Nico: And there are many more.
Brandon: How would you say “I want to read”?
Nico: Haluan lukea. As always, you can omit the first and second person pronouns, if there’s no special emphasis on them.
Brandon: How about “We forgot to go to the grocery store”?
Nico: Unohdimme käydä kaupassa.
Brandon: How would you say “Kalle is not allowed to watch TV”?
Nico: Kalle ei saa katsoa telkkaria.
Brandon: Listeners, now it’s your turn. I’ll say a sentence in English, and your job is to say it in Finnish. Say it out loud, so that you get practice in actually speaking! Nico will give the answer after a few seconds. Here’s the first sentence. “Sara can read already.”

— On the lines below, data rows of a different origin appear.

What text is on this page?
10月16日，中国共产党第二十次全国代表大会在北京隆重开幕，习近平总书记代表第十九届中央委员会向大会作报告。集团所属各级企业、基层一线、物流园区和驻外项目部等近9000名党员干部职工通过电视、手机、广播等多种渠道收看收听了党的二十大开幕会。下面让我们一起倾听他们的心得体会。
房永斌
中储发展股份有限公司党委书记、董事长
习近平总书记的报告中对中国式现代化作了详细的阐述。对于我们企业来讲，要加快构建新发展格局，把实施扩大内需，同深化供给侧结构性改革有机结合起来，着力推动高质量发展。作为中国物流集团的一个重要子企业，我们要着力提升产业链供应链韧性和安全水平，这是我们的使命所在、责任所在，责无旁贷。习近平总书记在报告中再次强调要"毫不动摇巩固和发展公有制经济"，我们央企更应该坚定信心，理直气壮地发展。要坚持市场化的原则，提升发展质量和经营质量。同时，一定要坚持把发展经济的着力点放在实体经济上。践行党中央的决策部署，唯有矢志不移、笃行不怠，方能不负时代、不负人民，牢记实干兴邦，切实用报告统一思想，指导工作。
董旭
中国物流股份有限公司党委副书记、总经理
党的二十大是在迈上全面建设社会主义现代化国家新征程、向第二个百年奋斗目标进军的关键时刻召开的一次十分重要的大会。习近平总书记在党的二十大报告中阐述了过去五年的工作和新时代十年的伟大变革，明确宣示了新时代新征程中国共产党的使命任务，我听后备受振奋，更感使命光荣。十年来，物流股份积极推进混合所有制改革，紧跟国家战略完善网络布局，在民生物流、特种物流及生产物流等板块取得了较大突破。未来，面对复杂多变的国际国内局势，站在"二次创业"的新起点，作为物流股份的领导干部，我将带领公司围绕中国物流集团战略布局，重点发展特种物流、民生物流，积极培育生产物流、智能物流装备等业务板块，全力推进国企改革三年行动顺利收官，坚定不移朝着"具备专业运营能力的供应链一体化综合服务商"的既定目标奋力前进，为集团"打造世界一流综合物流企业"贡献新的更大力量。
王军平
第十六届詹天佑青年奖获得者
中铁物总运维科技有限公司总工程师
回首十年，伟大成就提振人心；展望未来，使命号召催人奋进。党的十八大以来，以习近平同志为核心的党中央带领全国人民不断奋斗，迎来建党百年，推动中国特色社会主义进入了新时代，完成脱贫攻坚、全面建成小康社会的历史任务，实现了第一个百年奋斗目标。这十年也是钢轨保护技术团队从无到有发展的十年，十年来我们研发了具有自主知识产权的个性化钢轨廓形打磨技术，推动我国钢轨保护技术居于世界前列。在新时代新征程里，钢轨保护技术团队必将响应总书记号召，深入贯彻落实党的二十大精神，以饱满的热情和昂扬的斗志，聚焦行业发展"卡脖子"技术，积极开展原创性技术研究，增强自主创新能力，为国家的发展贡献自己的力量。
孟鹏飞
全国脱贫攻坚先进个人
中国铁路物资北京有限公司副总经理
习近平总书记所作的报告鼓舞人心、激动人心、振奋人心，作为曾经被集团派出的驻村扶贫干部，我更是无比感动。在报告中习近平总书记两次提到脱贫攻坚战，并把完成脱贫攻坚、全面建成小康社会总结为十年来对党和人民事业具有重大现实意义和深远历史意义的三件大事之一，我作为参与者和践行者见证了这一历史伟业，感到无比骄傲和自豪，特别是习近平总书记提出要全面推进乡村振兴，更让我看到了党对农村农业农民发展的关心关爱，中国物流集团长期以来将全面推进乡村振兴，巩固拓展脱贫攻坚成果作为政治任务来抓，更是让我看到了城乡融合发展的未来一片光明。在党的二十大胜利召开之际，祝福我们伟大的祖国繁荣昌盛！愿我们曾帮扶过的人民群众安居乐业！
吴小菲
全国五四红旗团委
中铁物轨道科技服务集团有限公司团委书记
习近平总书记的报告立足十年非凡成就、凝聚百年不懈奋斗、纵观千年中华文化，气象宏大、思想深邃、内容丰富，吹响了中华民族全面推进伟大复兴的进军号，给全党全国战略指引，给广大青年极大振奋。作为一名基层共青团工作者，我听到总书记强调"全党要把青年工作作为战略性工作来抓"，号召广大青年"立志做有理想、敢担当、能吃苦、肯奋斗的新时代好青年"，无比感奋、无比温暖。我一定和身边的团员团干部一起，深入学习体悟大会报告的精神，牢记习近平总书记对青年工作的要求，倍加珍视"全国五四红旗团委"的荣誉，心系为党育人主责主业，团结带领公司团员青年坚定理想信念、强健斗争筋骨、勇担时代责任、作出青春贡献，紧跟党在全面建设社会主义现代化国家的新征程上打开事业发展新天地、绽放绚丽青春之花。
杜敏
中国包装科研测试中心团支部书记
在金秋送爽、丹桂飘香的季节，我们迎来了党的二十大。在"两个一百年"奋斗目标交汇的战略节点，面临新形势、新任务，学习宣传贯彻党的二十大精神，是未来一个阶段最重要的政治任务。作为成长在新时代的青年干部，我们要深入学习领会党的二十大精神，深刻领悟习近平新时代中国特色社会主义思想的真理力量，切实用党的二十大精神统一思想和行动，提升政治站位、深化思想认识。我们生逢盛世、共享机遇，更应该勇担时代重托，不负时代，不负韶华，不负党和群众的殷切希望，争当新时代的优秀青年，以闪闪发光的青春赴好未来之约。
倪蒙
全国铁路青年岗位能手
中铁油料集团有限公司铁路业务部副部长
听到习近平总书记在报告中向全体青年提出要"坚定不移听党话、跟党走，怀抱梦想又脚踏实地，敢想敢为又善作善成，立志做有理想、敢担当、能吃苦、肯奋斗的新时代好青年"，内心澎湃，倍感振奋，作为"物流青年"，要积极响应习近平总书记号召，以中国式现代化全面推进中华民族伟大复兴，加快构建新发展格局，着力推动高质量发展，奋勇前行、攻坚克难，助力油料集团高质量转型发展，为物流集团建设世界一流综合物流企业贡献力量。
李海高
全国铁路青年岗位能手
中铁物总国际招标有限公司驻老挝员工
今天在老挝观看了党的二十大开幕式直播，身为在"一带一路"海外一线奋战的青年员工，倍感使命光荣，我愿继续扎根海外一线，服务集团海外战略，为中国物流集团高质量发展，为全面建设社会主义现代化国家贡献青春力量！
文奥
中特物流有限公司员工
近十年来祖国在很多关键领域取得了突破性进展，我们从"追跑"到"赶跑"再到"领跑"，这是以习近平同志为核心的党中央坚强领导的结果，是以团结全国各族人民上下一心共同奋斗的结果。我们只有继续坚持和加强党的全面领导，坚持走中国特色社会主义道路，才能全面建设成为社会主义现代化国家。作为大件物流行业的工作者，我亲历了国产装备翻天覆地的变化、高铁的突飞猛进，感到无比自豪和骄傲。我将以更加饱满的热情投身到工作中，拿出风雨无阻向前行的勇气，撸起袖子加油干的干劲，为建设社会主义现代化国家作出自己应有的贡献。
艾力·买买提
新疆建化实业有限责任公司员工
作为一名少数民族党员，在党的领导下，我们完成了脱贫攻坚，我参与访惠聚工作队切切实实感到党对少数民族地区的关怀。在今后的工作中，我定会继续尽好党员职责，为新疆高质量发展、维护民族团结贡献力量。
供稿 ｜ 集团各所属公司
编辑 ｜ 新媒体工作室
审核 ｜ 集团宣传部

Nico: In case you don’t remember, “to have the skill” is osata, and “already” is jo. (Pause)Sara osaa jo lukea.
Brandon: Now, say “I’m going to run a marathon”.

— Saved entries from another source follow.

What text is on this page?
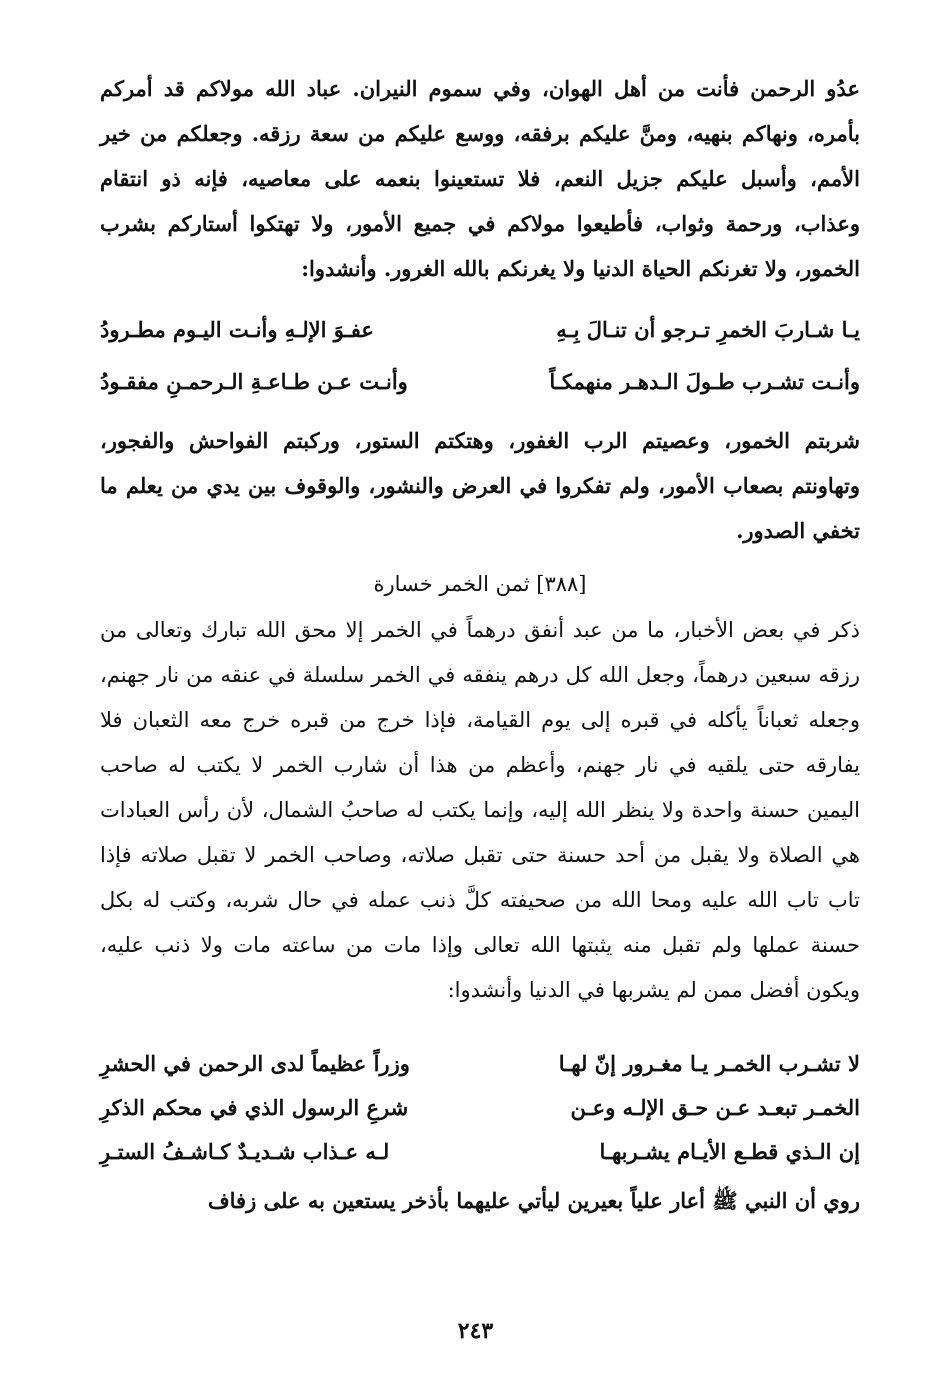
عدُو الرحمن فأنت من أهل الهوان، وفي سموم النيران. عباد الله مولاكم قد أمركم بأمره، ونهاكم بنهيه، ومنَّ عليكم برفقه، ووسع عليكم من سعة رزقه. وجعلكم من خير الأمم، وأسبل عليكم جزيل النعم، فلا تستعينوا بنعمه على معاصيه، فإنه ذو انتقام وعذاب، ورحمة وثواب، فأطيعوا مولاكم في جميع الأمور، ولا تهتكوا أستاركم بشرب الخمور، ولا تغرنكم الحياة الدنيا ولا يغرنكم بالله الغرور. وأنشدوا:

يـا شـاربَ الخمرِ تـرجو أن تنـالَ بِـهِ
عفـوَ الإلـهِ وأنـت اليـوم مطـرودُ
وأنـت تشـرب طـولَ الـدهـر منهمكـاً
وأنـت عـن طـاعـةِ الـرحمـنِ مفقـودُ

شربتم الخمور، وعصيتم الرب الغفور، وهتكتم الستور، وركبتم الفواحش والفجور، وتهاونتم بصعاب الأمور، ولم تفكروا في العرض والنشور، والوقوف بين يدي من يعلم ما تخفي الصدور.

[٣٨٨] ثمن الخمر خسارة

ذكر في بعض الأخبار، ما من عبد أنفق درهماً في الخمر إلا محق الله تبارك وتعالى من رزقه سبعين درهماً، وجعل الله كل درهم ينفقه في الخمر سلسلة في عنقه من نار جهنم، وجعله ثعباناً يأكله في قبره إلى يوم القيامة، فإذا خرج من قبره خرج معه الثعبان فلا يفارقه حتى يلقيه في نار جهنم، وأعظم من هذا أن شارب الخمر لا يكتب له صاحب اليمين حسنة واحدة ولا ينظر الله إليه، وإنما يكتب له صاحبُ الشمال، لأن رأس العبادات هي الصلاة ولا يقبل من أحد حسنة حتى تقبل صلاته، وصاحب الخمر لا تقبل صلاته فإذا تاب تاب الله عليه ومحا الله من صحيفته كلَّ ذنب عمله في حال شربه، وكتب له بكل حسنة عملها ولم تقبل منه يثبتها الله تعالى وإذا مات من ساعته مات ولا ذنب عليه، ويكون أفضل ممن لم يشربها في الدنيا وأنشدوا:

لا تشـرب الخمـر يـا مغـرور إنّ لهـا
وزراً عظيماً لدى الرحمن في الحشرِ
الخمـر تبعـد عـن حـق الإلـه وعـن
شرعِ الرسول الذي في محكم الذكرِ
إن الـذي قطـع الأيـام يشـربهـا
لـه عـذاب شـديـدٌ كـاشـفُ الستـرِ

روي أن النبي ﷺ أعار علياً بعيرين ليأتي عليهما بأذخر يستعين به على زفاف

٢٤٣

Nico: You’ll need the verbs aikoa and juosta. “Marathon” is maraton.[pause] It’s Aion juosta maratonin. How did you do? Aikoa is a bit tricky, because you have to omit the k in the first and second persons.
Nico: Do you know the number 1 reason people don't study a second language?
Brandon: Not enough time.
Nico: You’re very busy.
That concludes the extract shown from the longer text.